Compilation album by Wink
- Released: November 1, 1990
- Recorded: 1988–1990
- Genres: J-pop; dance-pop;
- Language: Japanese
- Label: Polystar
- Producer: Haruo Mizuhashi

Wink chronology
| Velvet (1990) | Wink Hot Singles (1990) | Crescent (1990) |

Singles from Wink Hot Singles
- "Amaryllis" Released: September 7, 1988;

= Wink Hot Singles =

Wink Hot Singles (ウィンク・ホット・シングルズ, Uinku Hotto Shinguruzu) is the first compilation album by Japanese idol duo Wink, released by Polystar on November 1, 1990. It covers the duo's singles from 1988 to 1990 and features a remix medley as the final track. A limited edition release included an 8 cm mini disc with two bonus tracks.

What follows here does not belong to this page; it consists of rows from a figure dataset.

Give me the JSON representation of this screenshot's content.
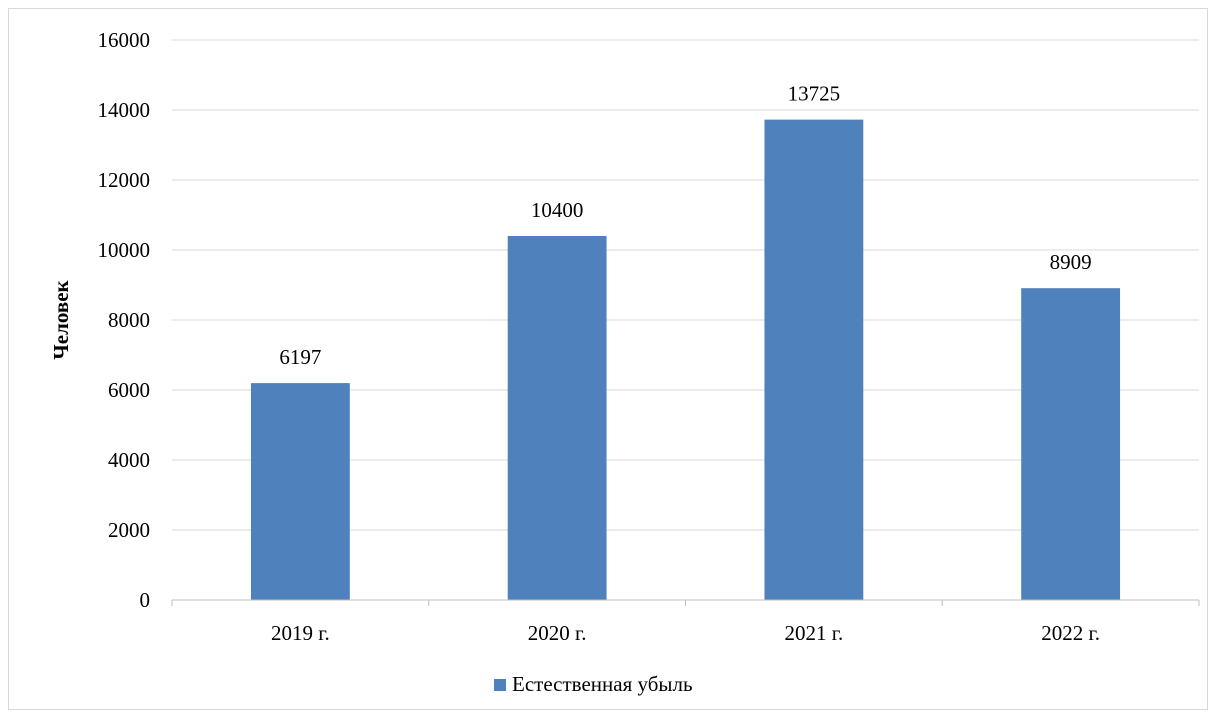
{
  "chart_data": {
    "type": "bar",
    "categories": [
      "2019 г.",
      "2020 г.",
      "2021 г.",
      "2022 г."
    ],
    "series": [
      {
        "name": "Естественная убыль",
        "values": [
          6197,
          10400,
          13725,
          8909
        ],
        "color": "#4f81bd"
      }
    ],
    "title": "",
    "xlabel": "",
    "ylabel": "Человек",
    "ylim": [
      0,
      16000
    ],
    "yticks": [
      0,
      2000,
      4000,
      6000,
      8000,
      10000,
      12000,
      14000,
      16000
    ],
    "grid": true,
    "legend_position": "bottom",
    "data_labels": true
  }
}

The album peaked at No. 5 on Oricon's albums chart and sold over 203,000 copies. It was also certified Gold by the RIAJ.

== Track listing ==

CD
| No. | Title | Lyrics | Music | Arrangement | Length |
|---|---|---|---|---|---|
| 1. | "Sugar Baby Love" | Joe Lemon | Wayne Bickerton; Tony Waddington; | Shirō Sagisu | 3:52 |
| 2. | "Amaryllis" (Amaririsu (アマリリス)) | Yukinojo Mori | Ken Satō | Shigeru Suzuki | 3:54 |
| 3. | "Ai ga Tomaranai (Turn It into Love)" ((愛が止まらない 〜TURN IT INTO LOVE〜; "Love Doesn't Stop ~Turn It into Love~")) | Neko Oikawa | Mike Stock; Matt Aitken; Pete Waterman; | Motoki Funayama | 3:32 |
| 4. | "Namida wo Misenai de (Boys Don't Cry)" ((涙をみせないで～Boys Don't Cry～; "Don't Show Your Tears")) | Oikawa | Matjaž Kosi | Funayama | 3:44 |
| 5. | "Samishii Nettaigyo" ((淋しい熱帯魚; "Lonely Tropical Fish")) | Oikawa | Masaya Ozeki | Funayama | 4:29 |
| 6. | "One Night in Heaven (Mayonaka no Angel)" ((One Night In Heaven 〜真夜中のエンジェル〜; "One Night in Heaven ~Midnight Angel~")) | Takashi Matsumoto | Steve Lironi; Dan Navarro; | Funayama | 4:06 |
| 7. | "Sexy Music" | Oikawa | Ben Findon; Mike Myers; Bob Puzey; | Satoshi Kadokura | 3:41 |
| 8. | "Yoru ni Hagurete (Where Were You Last Night)" ((夜にはぐれて 〜Where Were You Last Night〜)) | Oikawa | Norell Oson Bard | Kadokura | 4:25 |
| 9. | "Non-Stop Mix" | See below |  | Hiroaki Sugawara; Kunihiko Imai; | 11:01 |

Non-Stop Mix
| No. | Title | Lyrics | Music | Length |
|---|---|---|---|---|
| 1. | "Ginsei Club (I'm in Mood for Dancing)" ((銀星倶楽部 〜I'm In Mood For Dancing〜)) | Sayako Morimoto | Findon; Myers; Puzey; |  |
| 2. | "Samishii Nettaigyo" |  |  |  |
| 3. | "Ai ga Tomaranai (Turn It into Love)" |  |  |  |
| 4. | "Sugar Baby Love" |  |  |  |
| 5. | "Yoru ni Hagurete (Where Were You Last Night)" |  |  |  |
| 6. | "Namida wo Misenai de (Boys Don't Cry)" |  |  |  |

Limited Edition bonus CD
| No. | Title | Lyrics | Music | Arrangement | Length |
|---|---|---|---|---|---|
| 1. | "Omoide wo Aishiteta" ((思い出を愛してた; "I Love Memories")) | Morimoto | Hitoshi Haba | Funayama |  |
| 2. | "Omoide wo Aishiteta" (Original Karaoke) |  |  |  |  |

==Charts==

| Chart (1990) | Peak position |
|---|---|
| Japanese Albums (Oricon) | 5 |

== Certification ==

| Region | Certification | Certified units/sales |
| Japan (RIAJ) | Gold | 200,000^{^} |
^{^} Shipments figures based on certification alone.